Таким образом, слово dēmokratia появилось и закрепилось не без разумных на то оснований. Однако не трудно показать, что, во-первых, само по себе оно в далеко не достаточной мере раскрывает характер обозначаемого им политического строя и что, во-вторых, приблизительно до времени Пелопоннесской войны (431–404 годы до нашей эры) широкое хождение имел альтернативный вариант. Объяснение того, почему «естественный отбор» оставил нам демократию, и составляет основную цель данной статьи.

Начнем с относительно простых задач. Самое раннее разъяснение термина демократия мы находим у Фукидида – в знаменитом надгробном слове Перикла, произнесенном при торжественном погребении павших на войне сограждан. Перед нами подходящий источник: умнейший и осведомленнейший историк воспроизводит официальную речь многолетнего вождя афинской демократии, в которой тот говорит о том, за какое государство сражались афиняне. Разумеется, не приходится думать о дословной передаче сказанного, но верность общему характеру и смыслу речи Перикла едва ли подлежит сомнению[2]. Согласно формулировке Перикла, государственное устройство афинян «называется народовластием, поскольку управление в нем осуществляется сообразно с большинством, а не меньшинством» (История. II, 37, 1). Хотя такое утверждение нельзя назвать паралогизмом, оно вместе с тем весьма далеко от самоочевидного. Понятие «народ», как мы видели, подразумевает совокупность всех граждан, тогда как большинство является частью целого, причем постоянно меняющейся от голосования к голосованию. Можно согласиться с тем, что установить волю «народа» каким-либо способом, отличным от выяснения воли большинства, весьма затруднительно и, пожалуй, даже невозможно, однако само по себе это еще не делает «народовластие» синонимичным «правлению, сообразному с большинством». Характерно, что составитель речи чувствует потребность незамедлительно привести дополнительные уточнения. Его разъяснение имени «демократия» вплетено в сложное, почти даже громоздкое предложение:

«При том, что наше государственное устройство называется народовластием, поскольку управление в нем осуществляется сообразно с большинством, а не меньшинством, в отношении законов у нас для всех существует равенство в частных делах, а в отношении почета каждый, кто в чем-нибудь прославится, пользуется им больше других не в силу принадлежности к какой-либо части[3], а по заслугам, причем и бедность не преграждает путь человеку скромного звания, если ему есть, что сделать хорошего» (История. II, 37, 1).

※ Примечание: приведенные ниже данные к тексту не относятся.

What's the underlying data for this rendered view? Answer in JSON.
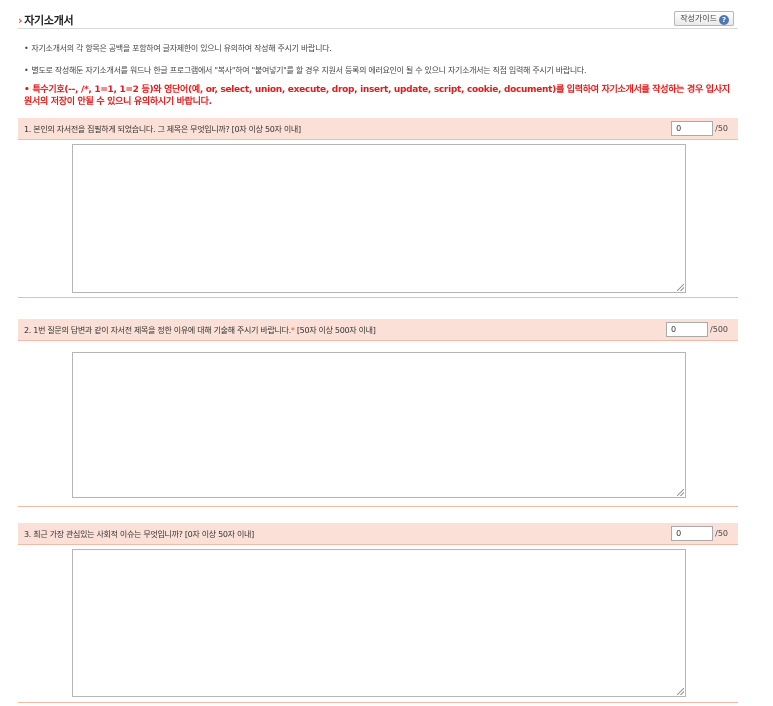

Итак, для Фукидидова Перикла демократия – имя общепринятое, но не говорящее в полной мере само за себя; оно требует пояснений.

Надгробное слово Перикла относится к 431 году до нашей эры, завершающей части того периода, когда лидерство Перикла в государстве было практически безоговорочным. Именно к этому времени следует отнести известную характеристику положения дел в Афинах, данную Фукидидом: «На словах это была демократия, а на деле – правление первого мужа» (История. II, 65, 9). Хотя в тексте «Истории» имеются слова, написанные по окончании Пелопоннесской войны, то есть не ранее 404 года, нет оснований считать, что, говоря о демократии, Фукидид переносит на ситуацию 430-х годов словоупотребление, вошедшее в оборот позже. Государственное устройство афинян называется демократией и в «Афинской политии» неизвестного автора, дошедшей до нас под именем Ксенофонта и написанной, судя по всему, в первые годы Пелопоннесской войны. Все сходится: около времени начала Пелопоннесской войны Афины не только были, но и слыли демократией[4].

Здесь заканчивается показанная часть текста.